What’s left is far more profitable and efficient.
MetLife now focuses on employee benefit programs, as well as more traditional life, dental, and disability insurance, while reinvesting the proceeds in bonds, stocks, hedge funds, and private equity.
The resulting company’s operating margin is expected to rise to more than 10% in 2023 from 8.5% in 2016 — while its return on equity went from 1.2% in 2016 to 9.2% in 2021. They don’t have that low-margin business [Brighthouse] around their neck that would drag down their return
Argus Research analyst Kevin Heal
MetLife is also generating a truckload of cash. The company has a history of stable sales and earnings. Since 2018, it has averaged annual sales of just under $69 billion, with a dip a little below $68 billion in 2020. Analysts expect $70.7 billion in 2023.
Its premium business, which includes all insurance services for medical visits, accidents, and financial assets, is expected to generate $47.6 billion in sales in 2022, up from $42 billion in 2021.
Operating cash flow is likely to be $7.3 billion in 2022, down from a pandemic-driven $10.1 billion in 2021, before rising to $8.2 billion in 2023 and $8.7 billion by 2024.
MetLife plans to return a chunk of that cash to shareholders. It has bought back $3.9 billion in stock over the past 12 months and has paid $1.8 billion in dividends – a yield of 2.8%. Those payouts should continue.
On an annualized basis, the company was on track to return about $5.4 billion in dividends and share repurchases, as of the third quarter, or more than 9% of its market capitalization. That’s close to the return on a high-yield bond, without as much risk, and far superior to the just-under 4.1% on the safe 10-year Treasury note.
We think we can continue to see some pretty good returns. These dividends are very safe, and they’ve earmarked plenty of money for buybacks.
Mark Stoeckle, senior portfolio manager of the Adams Diversified Equity fund (ADX)
The big risk is that the Federal Reserve will keep lifting interest rates to cool the economy, triggering a recession that causes companies to start laying off employees. That scenario would hurt MetLife’s Group Benefits unit, which provides disability and other forms of insurance to employees.
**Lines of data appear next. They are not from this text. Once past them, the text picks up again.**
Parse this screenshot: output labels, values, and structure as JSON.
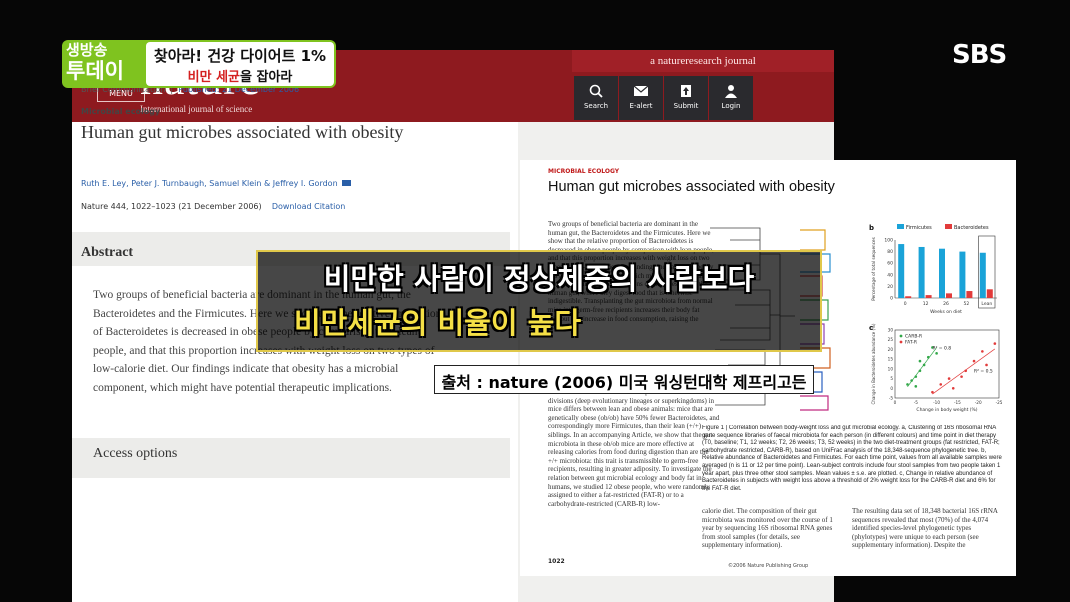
{
  "broadcast": {
    "program_small": "생방송",
    "program_big": "투데이",
    "headline_line1": "찾아라! 건강 다이어트 1%",
    "headline_line2_red": "비만 세균",
    "headline_line2_rest": "을 잡아라",
    "channel_logo": "SBS",
    "caption_line1": "비만한 사람이 정상체중의 사람보다",
    "caption_line2": "비만세균의 비율이 높다",
    "source": "출처 : nature (2006) 미국 워싱턴대학 제프리고든",
    "colors": {
      "badge_green": "#7fc31f",
      "caption_yellow": "#f5e046",
      "headline_red": "#d42020"
    }
  },
  "website": {
    "logo": "nature",
    "logo_sub": "International journal of science",
    "menu_label": "MENU",
    "journal_label": "a natureresearch journal",
    "nav": [
      {
        "label": "Search",
        "icon": "search-icon"
      },
      {
        "label": "E-alert",
        "icon": "envelope-icon"
      },
      {
        "label": "Submit",
        "icon": "upload-icon"
      },
      {
        "label": "Login",
        "icon": "user-icon"
      }
    ],
    "article_type": "Brief Communication",
    "published": "Published: 21 December 2006",
    "section": "Microbial ecology",
    "title": "Human gut microbes associated with obesity",
    "authors": "Ruth E. Ley, Peter J. Turnbaugh, Samuel Klein & Jeffrey I. Gordon",
    "citation": "Nature 444, 1022–1023 (21 December 2006)",
    "download_label": "Download Citation",
    "abstract_heading": "Abstract",
    "abstract_text": "Two groups of beneficial bacteria are dominant in the human gut, the Bacteroidetes and the Firmicutes. Here we show that the relative proportion of Bacteroidetes is decreased in obese people by comparison with lean people, and that this proportion increases with weight loss on two types of low-calorie diet. Our findings indicate that obesity has a microbial component, which might have potential therapeutic implications.",
    "access_heading": "Access options",
    "colors": {
      "header_red": "#8e1a1f"
    }
  },
  "paper": {
    "section_label": "MICROBIAL ECOLOGY",
    "title": "Human gut microbes associated with obesity",
    "col1_top": "Two groups of beneficial bacteria are dominant in the human gut, the Bacteroidetes and the Firmicutes. Here we show that the relative proportion of Bacteroidetes is decreased in obese people by comparison with lean people, and that this proportion increases with weight loss on two types of low-calorie diet. Our findings indicate that obesity has a microbial component, which might have potential therapeutic implications. Trillions of microbes live in the human gut, where they digest food that is otherwise indigestible. Transplanting the gut microbiota from normal mice into germ-free recipients increases their body fat without any increase in food consumption, raising the possibility",
    "col1_bottom": "The relative abundance of the two predominant bacterial divisions (deep evolutionary lineages or superkingdoms) in mice differs between lean and obese animals: mice that are genetically obese (ob/ob) have 50% fewer Bacteroidetes, and correspondingly more Firmicutes, than their lean (+/+) siblings. In an accompanying Article, we show that the gut microbiota in these ob/ob mice are more effective at releasing calories from food during digestion than are the +/+ microbiota: this trait is transmissible to germ-free recipients, resulting in greater adiposity. To investigate the relation between gut microbial ecology and body fat in humans, we studied 12 obese people, who were randomly assigned to either a fat-restricted (FAT-R) or to a carbohydrate-restricted (CARB-R) low-",
    "figure_caption": "Figure 1 | Correlation between body-weight loss and gut microbial ecology. a, Clustering of 16S ribosomal RNA gene sequence libraries of faecal microbiota for each person (in different colours) and time point in diet therapy (T0, baseline; T1, 12 weeks; T2, 26 weeks; T3, 52 weeks) in the two diet-treatment groups (fat restricted, FAT-R; carbohydrate restricted, CARB-R), based on UniFrac analysis of the 18,348-sequence phylogenetic tree. b, Relative abundance of Bacteroidetes and Firmicutes. For each time point, values from all available samples were averaged (n is 11 or 12 per time point). Lean-subject controls include four stool samples from two people taken 1 year apart, plus three other stool samples. Mean values ± s.e. are plotted. c, Change in relative abundance of Bacteroidetes in subjects with weight loss above a threshold of 2% weight loss for the CARB-R diet and 6% for the FAT-R diet.",
    "col2": "calorie diet. The composition of their gut microbiota was monitored over the course of 1 year by sequencing 16S ribosomal RNA genes from stool samples (for details, see supplementary information).",
    "col3": "The resulting data set of 18,348 bacterial 16S rRNA sequences revealed that most (70%) of the 4,074 identified species-level phylogenetic types (phylotypes) were unique to each person (see supplementary information). Despite the",
    "page_number": "1022",
    "copyright": "©2006 Nature Publishing Group"
  },
  "chart_data": [
    {
      "type": "bar",
      "title": "b",
      "categories": [
        "0",
        "12",
        "26",
        "52",
        "Lean"
      ],
      "xlabel": "Weeks on diet",
      "ylabel": "Percentage of total sequences",
      "ylim": [
        0,
        100
      ],
      "ticks": [
        0,
        20,
        40,
        60,
        80,
        100
      ],
      "legend_position": "top",
      "series": [
        {
          "name": "Firmicutes",
          "color": "#1aa3d8",
          "values": [
            93,
            88,
            85,
            80,
            78
          ]
        },
        {
          "name": "Bacteroidetes",
          "color": "#e23b3b",
          "values": [
            3,
            5,
            8,
            12,
            15
          ]
        }
      ]
    },
    {
      "type": "scatter",
      "title": "c",
      "xlabel": "Change in body weight (%)",
      "ylabel": "Change in Bacteroidetes abundance (%)",
      "xlim": [
        0,
        -25
      ],
      "ylim": [
        -5,
        30
      ],
      "xticks": [
        0,
        -5,
        -10,
        -15,
        -20,
        -25
      ],
      "yticks": [
        -5,
        0,
        5,
        10,
        15,
        20,
        25,
        30
      ],
      "annotations": [
        "R² = 0.8",
        "R² = 0.5"
      ],
      "series": [
        {
          "name": "CARB-R",
          "color": "#33a84a",
          "points": [
            [
              -3,
              2
            ],
            [
              -4,
              4
            ],
            [
              -5,
              6
            ],
            [
              -6,
              9
            ],
            [
              -7,
              12
            ],
            [
              -8,
              16
            ],
            [
              -9,
              21
            ],
            [
              -5,
              1
            ],
            [
              -6,
              14
            ],
            [
              -10,
              18
            ]
          ]
        },
        {
          "name": "FAT-R",
          "color": "#e23b3b",
          "points": [
            [
              -9,
              -2
            ],
            [
              -11,
              2
            ],
            [
              -13,
              5
            ],
            [
              -14,
              0
            ],
            [
              -16,
              6
            ],
            [
              -17,
              9
            ],
            [
              -19,
              14
            ],
            [
              -21,
              19
            ],
            [
              -22,
              12
            ],
            [
              -24,
              23
            ]
          ]
        }
      ]
    }
  ]
}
That’s what happened during the Covid pandemic, when the unit’s sales fell 18% during the first quarter of 2020. But some economists think that employment might hold up better during the next slowdown, owing to widespread worker shortages.
But the real difference maker could be MetLife’s investment business.
Its hedge funds and private-equity holdings are expected to have dropped in 2022 along with stock prices.
Management said after the company’s third-quarter earnings release this past week that a 36% decline in total net investment income, to $3.6 billion for the third quarter, was attributable to lower private-equity returns.
Still, interest rates have climbed recently, which means MetLife will get higher yields on the bonds it buys and holds until maturity. Analysts expect $18.5 billion in net investment revenue for 2023, including that from the fixed-income business.
For MetLife, we see potentially better-than-expected alternative investment returns, based on results from other insurers so far this quarter, and also believe we could see upward investment revisions on improved investment yields from higher interest rates
UBS analyst Brian Meredith
Despite MetLife’s rally this year, the stock trades at only 9.2 times expected 12-month forward earnings, just a touch higher than its 20-year average of 8.9 times and well below the S&P 500’s 16 times.
RBC analyst Mark Dwelle has a $77 price target on MetLife stock, 5% above Thursday’s close of $73.11. But if interest rates remain high, the stock market begins to recover, and employment doesn’t drop too much, the shares could rise to $88, a 20% gain.